How to Participate in Foreign Investment Markets

There are several methods in which you can buy stocks in foreign companies, including:

  • An American Depositary Receipt (ADR) is a negotiable certificate issued by a U.S. bank representing a specified number of shares (or a single share) in a foreign stock traded on a U.S. exchange.
  • A Global Depository Receipt (GDR) is a bank certificate issued in multiple countries for shares in a foreign company. They trade as domestic shares and can be purchased through various banks around the world. You’ll find the majority of GDRs on the London and Luxembourg Stock Exchanges.
  • Multinational Corporations—companies that generate a good portion of their sales from their foreign operations.
  • Direct Investing. Not all countries are open to direct investing by non-citizens, but many companies in foreign countries list their shares on U.S. stock exchanges, in addition to their own country’s exchanges. For companies not listed on U.S. Exchanges, you can invest in two ways: 1) Opening a global account with a broker that allows trading in foreign stocks, in your home country. Many brokerages in the U.S. provide this service, including Fidelity, E*TRADE, Charles Schwab, or Interactive Brokers. 2) In some cases, you can also open an account with a local broker that offers services to international investors, in the country in which you wish to invest.
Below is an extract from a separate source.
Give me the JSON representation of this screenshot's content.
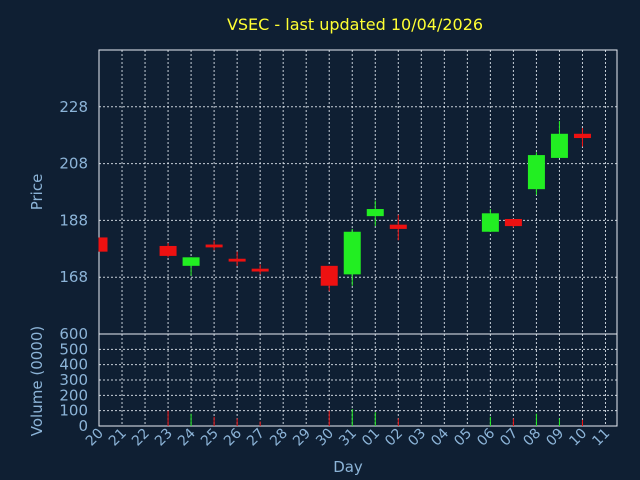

However, investing directly in foreign countries carries lots of risk, including currency conversions, understanding financial regulations and statements, high costs, taxation difficulties, as well as adequate customer support, or even fraudulent brokers.

Two less challenging and less risky methods of foreign investing are:

  • Mutual Funds and Exchange-Traded Funds (ETFs). Investors can depend on the research and often ‘boots on the ground’ analysts who understand their specific targeted countries and/or investments. And they come in lots of flavors: sector, country, or region-weighted; growth or value; conservative or aggressive.

Why Invest now in Global Stocks?

After a fantastic 2017 U.S. market, stocks in 2018 were a lesson in volatility. This prompted some experts to look further afield for investments and see the following possibilities:

Europe seems to be stabilizing, after years of currency, inflation, geopolitical and economic problems.

Emerging market stocks have taken it on the chin which makes them look very undervalued right now. But be aware, emerging stocks are often high-risk, high-reward opportunities.

How Much is Too Much to Invest?

The answer to how much is too much to invest in global stocks, of course, depends on your personal investing style and risk profile. In general, many investment pros recommend about a 30% allocation to global stocks (and no more than 50%).

Face it.  We are a global economy today—interdependent upon each other for trade, safety, and growth. So, why not participate in the full range of stocks offered throughout the world? Investing globally can help you mitigate risk by diversifying while increasing your gains as you obtain exposure to high-growth regions of the world.